Ксеню снова что-то царапнуло, она увидела внутренним взглядом деда. Кульчицкий смотрел на нее с тревогой и покачивал головой, будто говорил: «Я предупреждал». А еще в его взгляде читалось нетерпение.
Ксеня успокаивала себя: что такого? Подумаешь, пропуска. Были у них бумажные студенческие с фотографией, а станут электронные – так ведь намного удобнее. Потом, наверное, на электронный пропуск запишут всякую информацию – и телефон, и адрес, и, может, медицинские данные, и не придется таскать с собой эти сертификаты, полисы и прочие документы.
Взгляд деда стал жестче, и Ксеня вздрогнула.
Да что с ней творится?
К концу первой недели декабря Ксеня наконец закончила наводить порядок в дедовом кабинете. Она вытерла пыль с книжных полок и вымыла стеклянные дверцы, затолкала большую часть книг в шкаф.
– Прости, дед, – Ксеня виновато кивнула полкам, – пусть лучше стоят за стеклом, чем собирают пыль.
Ксеня вымыла окно, дождавшись теплого дня. Старые рассохшиеся фрамуги поддавались с трудом и возмущенно скрипели. Ксеня отмыла в ванной колючие алоэ, едва дотащив туда огромные горшки. Она постирала темные шторы. Она перестелила дедову кровать, прилегла на нее и на миг прижалась щекой к белоснежной накрахмаленной наволочке.
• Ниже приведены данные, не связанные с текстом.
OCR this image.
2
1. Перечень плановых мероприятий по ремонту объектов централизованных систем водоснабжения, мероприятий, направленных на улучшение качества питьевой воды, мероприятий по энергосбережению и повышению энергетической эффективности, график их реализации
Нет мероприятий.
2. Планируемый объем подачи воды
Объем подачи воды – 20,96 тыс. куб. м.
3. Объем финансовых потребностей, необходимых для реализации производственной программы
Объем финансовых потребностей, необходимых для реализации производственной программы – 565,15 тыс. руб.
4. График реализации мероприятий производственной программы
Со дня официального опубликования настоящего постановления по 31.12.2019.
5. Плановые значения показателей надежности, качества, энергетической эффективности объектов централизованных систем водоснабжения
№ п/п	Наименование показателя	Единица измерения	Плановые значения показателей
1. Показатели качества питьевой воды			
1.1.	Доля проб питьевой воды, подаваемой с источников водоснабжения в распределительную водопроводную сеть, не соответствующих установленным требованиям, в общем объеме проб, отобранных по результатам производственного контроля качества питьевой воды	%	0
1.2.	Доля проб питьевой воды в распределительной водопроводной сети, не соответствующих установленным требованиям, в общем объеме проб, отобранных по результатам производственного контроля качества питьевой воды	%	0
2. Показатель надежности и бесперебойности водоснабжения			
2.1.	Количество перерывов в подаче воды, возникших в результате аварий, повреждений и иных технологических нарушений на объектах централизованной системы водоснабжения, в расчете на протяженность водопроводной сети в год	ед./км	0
Стопки чистого белья хранились в шкафчике, и Ксеня подумала, что никогда в жизни сама не крахмалила белье и не знает, как это делается. Теперь, наверное, и не узнает.
Ксеня посмотрела на дедов письменный стол.
Слева лежали стопки научных журналов и тетради, справа стоял стакан с остро заточенными карандашами, перьевыми ручками, линейками и приборами, назначения которых Ксеня не знала. От стола приятно пахло сукном и сухими листьями – то ли лавровыми, то ли табачными.
Ксеня открыла одну из тетрадок. Странички были расчерчены в таблицы. В столбцах слева были цифры, видимо, даты. Самым ранним годом в таблице значился 1838-й. Справа Ксеня разобрала названия. Кенигсбергская обсерватория. Ленинград. В скобках «Пулково, ГАО РАН». Ниже – «Зеленчукская, САО» и много других незнакомых Ксене названий. Города, а в скобках, видимо, названия обсерваторий. В третьем столбце были совсем уж непонятные пометки. Часть цифр и букв еще можно было разобрать. Напротив строчки с Пулковской обсерваторией, например, было четко написано, да еще и жирно обведено слово «достоверно!». Такое же «достоверно» виднелось напротив строки «Зеленчукская, САО РАН, РАТАН-600».
Ксеня вздохнула, закрыла тетрадку и положила ее на вершину стопки.
В первые дни после дедовой смерти она ждала звонков от его коллег. На похоронах к ней кто-то подходил, выражал соболезнования. Дед был замкнут, и за полгода она ни разу не видела у него гостей и даже не слышала его телефонных разговоров, но ведь он столько лет проработал в обсерватории – неужели его записи, журналы и книги не представляют для коллег никакой ценности?
Ксеня прижала руки к щекам. Щеки горели. Она прожила с дедом полгода под одной крышей, делила с ним еду, обсуждала бытовые вопросы, но так и не узнала, что из себя представлял он сам – Кульчицкий Бенцион Владимирович. Сначала она не собиралась оставаться в этой квартире, потом с головой ушла в подготовку к экзаменам, наступило лето… практика, август.
Ксеня сидела на дедовой кровати и смотрела вперед невидящим взглядом. Чем она занималась летом? Она работала на кафедре, читала книги и бродила по городу, чтобы хоть немного освоиться до начала учебы. А когда наступил сентябрь, ей точно стало не до разговоров с дедом: урвать бы хоть крупицы сна между работой и бесконечной зубрежкой анатомических терминов.